ERCs can be a huge help to your organization or business and its employees. It can be used to help retain your employees, maintain your cash flow, and recover in the event of a pandemic. This article should have helped you learn more about ERCs and how to apply for them. We thank you for reading. Please stay safe.
Employee Retention Credit Amended Income Tax Returns
What is an ERC?
Employee Retention Credit is an employer tax credit available to employers who kept their employees on payroll during COVID-19.
The CARES Act was passed in March 2020. It was amended and extended in December 2020 by the CAA Act (Consolidated Appropriations Act) and in March 2021 by the ARPA Act (American Rescue Plan Act of 2021).
Can everyone apply for ERC?
The ERC is not available to everyone. Employers only eligible for the ERC are those who have retained and paid wages to their employees between March 14, 2020 and Dec 31, 2021.
More details are available above. But here are some of the highlights.
- A government order suspended the business (fully or partly) because of the COVID-19 epidemic.
- The gross receipts they had for a calendar-quarter in 2020, 2021 or both were less than 10% of their gross receipts during the same quarter last year.

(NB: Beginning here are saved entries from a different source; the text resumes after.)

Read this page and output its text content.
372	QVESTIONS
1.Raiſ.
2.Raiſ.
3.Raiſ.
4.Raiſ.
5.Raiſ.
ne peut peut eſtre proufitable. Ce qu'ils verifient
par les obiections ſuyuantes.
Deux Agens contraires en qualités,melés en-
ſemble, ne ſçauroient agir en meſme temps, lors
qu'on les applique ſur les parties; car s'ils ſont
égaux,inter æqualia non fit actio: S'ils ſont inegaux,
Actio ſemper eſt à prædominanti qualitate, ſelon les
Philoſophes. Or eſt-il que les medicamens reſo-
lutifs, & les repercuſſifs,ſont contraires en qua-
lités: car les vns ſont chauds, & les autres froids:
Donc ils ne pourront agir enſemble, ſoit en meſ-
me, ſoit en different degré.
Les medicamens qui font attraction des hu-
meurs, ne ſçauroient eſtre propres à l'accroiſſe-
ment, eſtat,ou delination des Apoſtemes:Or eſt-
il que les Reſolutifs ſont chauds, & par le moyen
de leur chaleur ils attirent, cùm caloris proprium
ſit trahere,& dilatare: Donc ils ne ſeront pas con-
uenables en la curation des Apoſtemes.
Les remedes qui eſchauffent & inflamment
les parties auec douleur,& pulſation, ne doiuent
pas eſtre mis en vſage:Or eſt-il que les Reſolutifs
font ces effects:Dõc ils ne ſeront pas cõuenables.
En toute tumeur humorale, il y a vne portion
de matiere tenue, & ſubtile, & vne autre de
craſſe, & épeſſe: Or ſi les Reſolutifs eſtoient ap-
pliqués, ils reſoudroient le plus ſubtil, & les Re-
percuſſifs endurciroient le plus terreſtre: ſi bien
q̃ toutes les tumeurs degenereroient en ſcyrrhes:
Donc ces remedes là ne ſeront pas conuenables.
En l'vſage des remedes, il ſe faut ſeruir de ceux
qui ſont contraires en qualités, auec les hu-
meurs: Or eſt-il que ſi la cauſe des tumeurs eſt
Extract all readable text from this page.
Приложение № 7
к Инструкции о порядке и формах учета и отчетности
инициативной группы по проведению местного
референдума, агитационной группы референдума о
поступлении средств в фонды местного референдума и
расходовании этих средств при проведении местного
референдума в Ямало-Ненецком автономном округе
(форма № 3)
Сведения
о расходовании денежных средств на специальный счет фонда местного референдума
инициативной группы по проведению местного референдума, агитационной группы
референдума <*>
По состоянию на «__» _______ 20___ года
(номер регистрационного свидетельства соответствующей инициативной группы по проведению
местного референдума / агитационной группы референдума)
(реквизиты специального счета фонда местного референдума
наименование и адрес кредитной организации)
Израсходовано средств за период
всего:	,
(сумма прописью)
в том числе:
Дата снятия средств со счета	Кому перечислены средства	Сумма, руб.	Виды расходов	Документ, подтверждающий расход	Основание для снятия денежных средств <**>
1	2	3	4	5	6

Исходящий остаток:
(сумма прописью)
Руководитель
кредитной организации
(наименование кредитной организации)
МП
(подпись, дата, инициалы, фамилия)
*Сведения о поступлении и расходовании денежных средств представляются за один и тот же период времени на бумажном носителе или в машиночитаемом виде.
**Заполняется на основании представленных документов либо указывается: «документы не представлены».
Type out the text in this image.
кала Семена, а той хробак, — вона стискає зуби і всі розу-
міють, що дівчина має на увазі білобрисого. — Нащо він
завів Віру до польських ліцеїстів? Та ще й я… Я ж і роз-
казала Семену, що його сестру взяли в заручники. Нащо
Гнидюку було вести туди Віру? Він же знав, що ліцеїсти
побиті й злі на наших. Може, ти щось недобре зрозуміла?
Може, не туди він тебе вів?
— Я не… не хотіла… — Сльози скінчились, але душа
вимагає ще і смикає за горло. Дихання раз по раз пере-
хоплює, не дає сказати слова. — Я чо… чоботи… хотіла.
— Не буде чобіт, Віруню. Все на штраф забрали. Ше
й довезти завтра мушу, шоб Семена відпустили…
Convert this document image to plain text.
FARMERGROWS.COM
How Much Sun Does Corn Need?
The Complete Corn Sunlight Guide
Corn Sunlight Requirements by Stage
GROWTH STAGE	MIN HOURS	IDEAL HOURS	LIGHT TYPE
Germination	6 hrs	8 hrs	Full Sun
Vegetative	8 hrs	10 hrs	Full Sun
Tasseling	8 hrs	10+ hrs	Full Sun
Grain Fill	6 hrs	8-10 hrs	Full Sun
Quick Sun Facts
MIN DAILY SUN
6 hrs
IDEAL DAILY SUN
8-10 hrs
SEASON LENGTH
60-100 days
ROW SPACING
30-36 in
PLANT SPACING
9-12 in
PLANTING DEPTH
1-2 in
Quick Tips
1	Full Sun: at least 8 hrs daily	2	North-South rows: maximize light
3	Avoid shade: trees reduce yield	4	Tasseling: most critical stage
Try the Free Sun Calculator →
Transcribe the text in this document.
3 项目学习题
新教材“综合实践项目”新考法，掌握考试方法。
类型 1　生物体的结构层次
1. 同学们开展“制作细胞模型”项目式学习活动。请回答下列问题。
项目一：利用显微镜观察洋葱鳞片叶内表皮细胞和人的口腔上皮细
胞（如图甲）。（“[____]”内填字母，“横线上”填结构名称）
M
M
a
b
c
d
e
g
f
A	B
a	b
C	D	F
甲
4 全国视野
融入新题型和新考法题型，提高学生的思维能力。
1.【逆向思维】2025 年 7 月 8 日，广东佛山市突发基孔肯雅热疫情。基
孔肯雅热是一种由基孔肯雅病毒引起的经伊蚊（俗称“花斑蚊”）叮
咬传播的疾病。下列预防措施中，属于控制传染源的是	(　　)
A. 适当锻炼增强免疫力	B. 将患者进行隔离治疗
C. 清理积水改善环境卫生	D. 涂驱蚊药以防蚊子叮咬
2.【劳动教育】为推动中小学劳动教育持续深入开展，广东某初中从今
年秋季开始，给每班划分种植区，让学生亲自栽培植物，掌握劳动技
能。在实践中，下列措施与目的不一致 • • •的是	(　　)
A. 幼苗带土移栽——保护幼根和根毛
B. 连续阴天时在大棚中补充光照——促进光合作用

- It is a recovery-startup business that has been operating since after February 15, 2020. Their average annual gross receipts are no more than one million dollars.
What is the ERC rate?
The amount of ERC an organization or business receives depends on several factors.
These factors include time, the number of employees and the amount of wages that qualify. They also include health insurance costs for eligible employees. If you want a more detailed explanation, read the above article.
How do I claim my ERC?
To receive the ERC, employers must file with the IRS a Form 941-X (revised employment tax returns) or a Federal Employment Tax Reform.
The employer must provide a quarterly report detailing the wages, health insurance and other costs that are eligible for credit as well as the amount claimed.
When is the deadline to file the ERC Forms
There are two different deadlines to file the ERC Forms: Form 941 (Form 941-X) and Form 941 (941).
The deadline for Form 941 is usually the last day in the month after the end of every quarter. The deadline for Forms 941-X, however, is usually three years after the date the original Form was completed. It can also be from two years from the date that the tax was paid, with the later date being the more preferred one.